Intel’s response to the pandemic evolved rapidly and the complaints were addressed in a way that satisfied state workplace safety representatives who visited Intel plants in Oregon and Arizona, she also said. Intel initially didn’t provide masks to employees because of limited availability and the need to prioritize supply for medical professionals. Masks have been available at all locations since the first week of April, according to Ortiz.
Intel doesn’t test for the virus because it can’t get test kits, she said. When an employee tests positive by other means, the company does contact tracing and notifies those who were exposed, rather than making general announcements, to preserve medical privacy. Those affected are advised to seek tests and quarantine themselves, Ortiz said. She declined to disclose the number of employees who have been infected.

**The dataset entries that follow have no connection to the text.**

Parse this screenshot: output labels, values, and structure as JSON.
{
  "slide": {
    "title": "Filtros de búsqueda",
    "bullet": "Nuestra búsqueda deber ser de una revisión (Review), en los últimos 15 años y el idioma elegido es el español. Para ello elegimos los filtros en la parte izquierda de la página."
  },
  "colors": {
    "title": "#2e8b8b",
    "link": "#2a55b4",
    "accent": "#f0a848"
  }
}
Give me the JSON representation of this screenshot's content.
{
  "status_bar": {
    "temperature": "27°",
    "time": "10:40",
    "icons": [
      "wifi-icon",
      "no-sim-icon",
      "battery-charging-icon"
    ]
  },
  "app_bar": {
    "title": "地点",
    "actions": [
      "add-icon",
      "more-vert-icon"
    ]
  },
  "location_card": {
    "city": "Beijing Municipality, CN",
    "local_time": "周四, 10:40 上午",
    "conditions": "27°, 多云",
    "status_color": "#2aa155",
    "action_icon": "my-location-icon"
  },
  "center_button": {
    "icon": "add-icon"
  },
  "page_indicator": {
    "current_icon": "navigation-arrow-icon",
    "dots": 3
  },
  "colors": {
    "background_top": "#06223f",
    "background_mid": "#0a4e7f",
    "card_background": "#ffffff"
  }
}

During the company’s quarterly earnings announcement on April 23, Chief Executive Officer Bob Swan and Chief Financial Officer George Davis thanked workers and said they were proud that the company kept production rolling during the lockdown. They also touted Intel’s safety protocols, and Swan announced $100 million in funds to help workers while shelter-in-place orders are in effect. Part of that money is being paid as a reward for employees who keep coming to work.
“Our world-class safety standards have allowed our factories to continue to operate safely on a relatively normal basis,” Swan said on a conference call with analysts. “We only allow employees in our factories who are essential to the factories’ operations. By design, our clean rooms in factories are among the cleanest places in the world.”
In the first quarter, Intel said it filled 90% of orders on time.